Four inmates died and more than 30 others were injured Sunday when a riot broke out at a prison in Ecuador, corrections officials in the South American country said.
The riot stemmed from the “reorganization of inmates” to a new maximum-security prison that will soon begin operating in a different province, according to a statement from Ecuador’s prison oversight agency. The violent incident happened less than two months after 14 inmates died at the same facility in what authorities described as a dispute between gangs.
The prison is located in Machala, a coastal city in southwest Ecuador. Officials said authorities regained control of the facility following the riot, which also injured one police officer.
Authorities did not specify the identities of the deceased or confirm whether the violence was another case of inter-gang fighting, Agence France-Presse reported. The conditions of the injured were not immediately clear on Sunday.
Ecuador’s prisons have become among the deadliest in Latin America as overcrowding, corruption and weak state control have allowed gangs connected to drug traffickers in Colombia and Mexico to proliferate.

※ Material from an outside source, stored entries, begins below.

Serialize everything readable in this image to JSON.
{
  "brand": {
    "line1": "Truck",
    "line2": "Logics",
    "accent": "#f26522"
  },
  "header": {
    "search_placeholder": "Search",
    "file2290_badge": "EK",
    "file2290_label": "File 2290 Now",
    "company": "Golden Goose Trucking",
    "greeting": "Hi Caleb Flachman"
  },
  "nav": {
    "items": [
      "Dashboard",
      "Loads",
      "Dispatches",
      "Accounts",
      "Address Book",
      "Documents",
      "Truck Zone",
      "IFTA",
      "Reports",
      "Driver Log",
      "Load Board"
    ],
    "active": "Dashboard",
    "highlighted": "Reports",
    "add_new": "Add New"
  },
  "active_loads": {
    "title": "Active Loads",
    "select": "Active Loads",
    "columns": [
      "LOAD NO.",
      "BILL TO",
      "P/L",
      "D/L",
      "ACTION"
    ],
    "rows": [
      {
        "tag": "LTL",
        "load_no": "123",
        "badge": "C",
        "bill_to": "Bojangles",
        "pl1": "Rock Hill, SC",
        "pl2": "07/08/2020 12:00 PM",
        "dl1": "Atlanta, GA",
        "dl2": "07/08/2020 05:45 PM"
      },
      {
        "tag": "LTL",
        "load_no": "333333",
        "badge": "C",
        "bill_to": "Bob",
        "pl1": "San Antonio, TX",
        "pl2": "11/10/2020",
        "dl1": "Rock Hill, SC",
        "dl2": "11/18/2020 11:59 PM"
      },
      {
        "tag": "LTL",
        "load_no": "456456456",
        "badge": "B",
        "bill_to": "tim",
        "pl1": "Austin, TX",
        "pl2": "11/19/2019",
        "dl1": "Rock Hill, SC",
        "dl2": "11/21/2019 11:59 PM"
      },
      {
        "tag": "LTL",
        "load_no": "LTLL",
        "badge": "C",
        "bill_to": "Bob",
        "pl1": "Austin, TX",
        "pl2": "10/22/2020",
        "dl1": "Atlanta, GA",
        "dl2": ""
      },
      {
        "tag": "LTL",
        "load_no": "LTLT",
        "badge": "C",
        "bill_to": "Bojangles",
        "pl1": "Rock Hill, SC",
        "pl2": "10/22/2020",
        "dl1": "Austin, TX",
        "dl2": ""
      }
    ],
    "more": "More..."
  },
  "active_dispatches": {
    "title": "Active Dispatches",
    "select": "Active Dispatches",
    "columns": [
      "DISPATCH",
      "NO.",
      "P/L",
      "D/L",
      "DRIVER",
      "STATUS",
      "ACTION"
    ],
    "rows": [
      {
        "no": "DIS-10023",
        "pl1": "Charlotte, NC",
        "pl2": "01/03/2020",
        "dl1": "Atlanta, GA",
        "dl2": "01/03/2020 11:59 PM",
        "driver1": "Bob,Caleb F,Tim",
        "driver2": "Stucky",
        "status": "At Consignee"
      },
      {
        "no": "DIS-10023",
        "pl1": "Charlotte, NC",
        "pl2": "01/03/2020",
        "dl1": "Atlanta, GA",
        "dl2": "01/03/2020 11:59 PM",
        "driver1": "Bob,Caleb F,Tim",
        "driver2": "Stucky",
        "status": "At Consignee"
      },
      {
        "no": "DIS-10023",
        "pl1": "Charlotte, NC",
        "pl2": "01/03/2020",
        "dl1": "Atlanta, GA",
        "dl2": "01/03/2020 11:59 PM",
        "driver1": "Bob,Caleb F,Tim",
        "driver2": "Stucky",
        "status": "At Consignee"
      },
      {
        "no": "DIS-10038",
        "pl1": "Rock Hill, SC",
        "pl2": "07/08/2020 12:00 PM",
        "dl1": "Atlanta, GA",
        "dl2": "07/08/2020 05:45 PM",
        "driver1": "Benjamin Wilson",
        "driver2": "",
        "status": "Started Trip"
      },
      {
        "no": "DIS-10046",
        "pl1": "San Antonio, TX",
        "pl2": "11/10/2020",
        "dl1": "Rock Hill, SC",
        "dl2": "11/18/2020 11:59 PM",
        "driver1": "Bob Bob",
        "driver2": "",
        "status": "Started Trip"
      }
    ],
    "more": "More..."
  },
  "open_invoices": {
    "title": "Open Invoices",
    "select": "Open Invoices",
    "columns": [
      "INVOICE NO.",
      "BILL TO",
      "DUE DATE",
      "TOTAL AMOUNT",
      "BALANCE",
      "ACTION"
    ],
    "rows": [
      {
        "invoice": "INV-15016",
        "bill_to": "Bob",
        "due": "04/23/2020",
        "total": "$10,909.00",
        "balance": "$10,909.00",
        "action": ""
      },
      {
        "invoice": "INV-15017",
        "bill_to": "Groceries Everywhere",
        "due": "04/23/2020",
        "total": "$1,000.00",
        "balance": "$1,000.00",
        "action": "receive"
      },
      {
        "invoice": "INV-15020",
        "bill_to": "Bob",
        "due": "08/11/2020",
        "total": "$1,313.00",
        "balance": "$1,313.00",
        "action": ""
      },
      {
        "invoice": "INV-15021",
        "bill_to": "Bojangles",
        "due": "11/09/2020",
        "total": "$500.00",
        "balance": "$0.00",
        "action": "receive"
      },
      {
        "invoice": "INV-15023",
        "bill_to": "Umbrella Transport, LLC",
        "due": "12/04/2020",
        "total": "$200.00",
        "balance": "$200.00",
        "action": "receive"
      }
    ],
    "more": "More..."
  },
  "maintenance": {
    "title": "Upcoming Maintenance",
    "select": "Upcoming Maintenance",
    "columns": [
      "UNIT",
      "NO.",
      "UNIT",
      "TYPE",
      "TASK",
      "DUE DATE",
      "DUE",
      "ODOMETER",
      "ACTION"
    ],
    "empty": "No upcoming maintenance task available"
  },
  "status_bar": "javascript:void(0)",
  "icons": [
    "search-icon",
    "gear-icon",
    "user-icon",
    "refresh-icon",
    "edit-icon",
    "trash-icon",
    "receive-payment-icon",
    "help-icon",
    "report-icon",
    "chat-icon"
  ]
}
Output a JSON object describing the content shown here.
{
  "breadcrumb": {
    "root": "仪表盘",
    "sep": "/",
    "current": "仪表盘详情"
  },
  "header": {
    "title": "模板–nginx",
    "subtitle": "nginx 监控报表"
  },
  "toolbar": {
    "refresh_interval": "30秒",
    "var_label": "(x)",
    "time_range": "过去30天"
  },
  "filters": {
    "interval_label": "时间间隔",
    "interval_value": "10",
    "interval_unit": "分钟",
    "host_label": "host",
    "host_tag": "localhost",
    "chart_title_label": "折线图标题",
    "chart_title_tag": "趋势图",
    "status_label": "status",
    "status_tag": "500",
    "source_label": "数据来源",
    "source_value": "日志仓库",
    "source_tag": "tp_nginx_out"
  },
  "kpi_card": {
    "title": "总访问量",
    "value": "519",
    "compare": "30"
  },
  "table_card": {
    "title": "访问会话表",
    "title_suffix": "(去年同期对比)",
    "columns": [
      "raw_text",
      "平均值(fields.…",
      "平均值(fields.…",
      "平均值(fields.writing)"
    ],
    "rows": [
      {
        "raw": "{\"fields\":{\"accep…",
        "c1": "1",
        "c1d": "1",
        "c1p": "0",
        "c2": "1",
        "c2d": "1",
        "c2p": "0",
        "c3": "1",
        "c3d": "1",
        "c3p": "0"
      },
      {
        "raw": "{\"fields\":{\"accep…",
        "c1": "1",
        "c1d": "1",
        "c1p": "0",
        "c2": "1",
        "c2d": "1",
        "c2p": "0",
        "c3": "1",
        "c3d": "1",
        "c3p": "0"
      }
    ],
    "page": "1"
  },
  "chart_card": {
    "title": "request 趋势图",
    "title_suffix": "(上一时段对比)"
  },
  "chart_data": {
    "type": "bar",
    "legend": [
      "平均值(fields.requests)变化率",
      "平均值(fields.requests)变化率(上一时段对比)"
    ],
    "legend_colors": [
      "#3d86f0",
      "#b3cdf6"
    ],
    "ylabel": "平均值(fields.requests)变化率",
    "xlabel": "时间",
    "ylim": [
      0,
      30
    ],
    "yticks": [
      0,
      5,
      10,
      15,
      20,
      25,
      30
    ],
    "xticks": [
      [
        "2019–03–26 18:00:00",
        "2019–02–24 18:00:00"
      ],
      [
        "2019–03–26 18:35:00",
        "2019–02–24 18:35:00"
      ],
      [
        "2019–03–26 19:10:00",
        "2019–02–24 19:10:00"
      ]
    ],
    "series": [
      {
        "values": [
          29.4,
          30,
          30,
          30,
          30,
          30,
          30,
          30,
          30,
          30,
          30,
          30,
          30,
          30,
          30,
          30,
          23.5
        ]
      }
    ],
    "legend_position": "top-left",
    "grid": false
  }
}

Many are heavily armed with weapons smuggled in from the outside and continue to organize criminal activity from behind bars.
Another clash between drug gangs last month claimed at least 17 lives at a prison located in the coastal city of Esmeraldas, near the Colombian border.
More than 500 people in the country have died in prison riots since 2021. Last year, a series of coordinated riots across multiple prisons led to the hostage-taking of 150 prison guards.